The argument over how much salt in the diet is too much has been going on for decades. One camp says that we all need to eat less salt. The other scoffs at this tasteless idea, claiming that cutting back on salt would have little effect on public health. One thing missing from the sometimes heated debate is evidence about the long-term effects of lowering salt intake. Until now, there has been little information on what really matters: salt's effect on heart disease and survival.
That's changing, thanks to persistent work from a national team headed by researchers at Harvard-affiliated Brigham and Women's Hospital. Their work suggests that modestly reducing salt intake can pay off in terms of fewer heart attacks, strokes, and premature deaths from cardiovascular disease. Whether this works for everyone, or just for people with blood pressures above the healthy range, remains to be determined.
Your daily target for salt should be guided by your health.
Taking the long view
To get a handle on the long-term effects of cutting back on salt, epidemiologist Nancy R. Cook and her colleagues turned to the Trials of Hypertension Prevention (TOHP), two trials they had conducted in the late 1980s and early 1990s. The first TOHP looked at four strategies for lowering blood pressure: weight loss, stress management, nutritional supplements, and salt reduction. The second one tested only weight loss and salt reduction.
The two trials didn't make a huge splash, mostly because the intense dietary and behavioral counseling that was provided to the participants yielded fairly small reductions in blood pressure. The TOHP results were overshadowed a few years later by more compelling findings from the Dietary Approaches to Stop Hypertension (DASH) trial. It yielded bigger drops in blood pressure from a diet rich in fruits, vegetables, low-fat dairy foods, whole grains, beans, nuts, fish, and poultry. A lower-sodium DASH diet proved to be even better.
Fast-forward 10 years. Dr. Cook and her colleagues gathered health information on all the sodium or sodium-control TOHP participants they could track down — just over three-quarters of the volunteers. Among those who had been in the control groups, 9% had suffered a heart attack or stroke or died of cardiovascular disease in the years after the trial, compared with 7.5% from the sodium reduction groups. That doesn't seem like much of a difference. But when you consider that more than 1.5 million Americans have heart attacks or strokes a year, this small difference could mean preventing thousands of these catastrophes annually.

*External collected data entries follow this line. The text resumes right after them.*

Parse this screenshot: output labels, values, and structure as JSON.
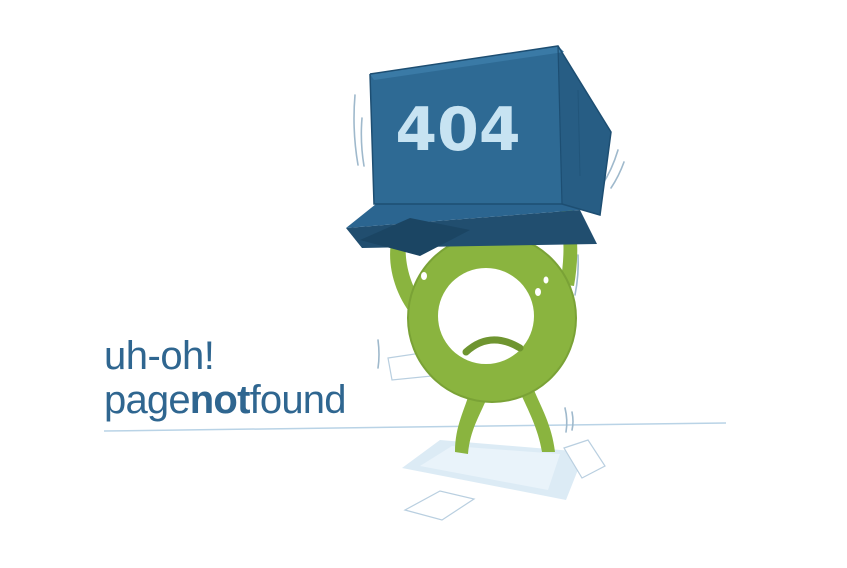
{
  "error": {
    "code": "404",
    "headline": "uh-oh!",
    "subline_prefix": "page",
    "subline_emphasis": "not",
    "subline_suffix": "found"
  },
  "illustration": {
    "description_icon": "monster-holding-box-icon"
  },
  "colors": {
    "text": "#2f6690",
    "box": "#2e6a94",
    "box_dark": "#214e6f",
    "box_code": "#c7e3f2",
    "monster": "#8ab43f",
    "monster_dark": "#6f9530",
    "floor_line": "#b9d3e6",
    "shadow": "#dcebf5"
  }
}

Table salt isn't entirely a demon. Your body needs some sodium to transmit nerve impulses, contract and relax muscle fibers (including those in the heart and blood vessels), and maintain a proper fluid balance. But it doesn't take much to meet the body's needs.
In some people, the kidneys effortlessly flush excess sodium into the urine. In others, the kidneys can't keep up. Sodium accumulates in the fluid between cells. Water follows sodium, leading to an increase in the amount of water in the body and the volume of blood in circulation. Blood pressure climbs, and the heart must work harder.
The TOHP trials weren't about sodium restriction — cutting out as much salt as possible. Instead, they focused on sodium reduction. The volunteers ate their normal diets but learned how to look out for hidden salt and avoid it.
That's an important strategy. You can't always taste hidden salt; a one-cup serving of Cheerios has more salt than a one-ounce serving of salted potato chips.
If you want to cut back on salt, here are three tips:
- Check out the fine print. Choose foods low in sodium by reading food labels.
- Make it at home. Limit the use of canned, processed, and frozen foods.
- Don't hesitate to ask. When eating out, ask if items are prepared with salt; in fast-food restaurants, ask for a nutrition information sheet.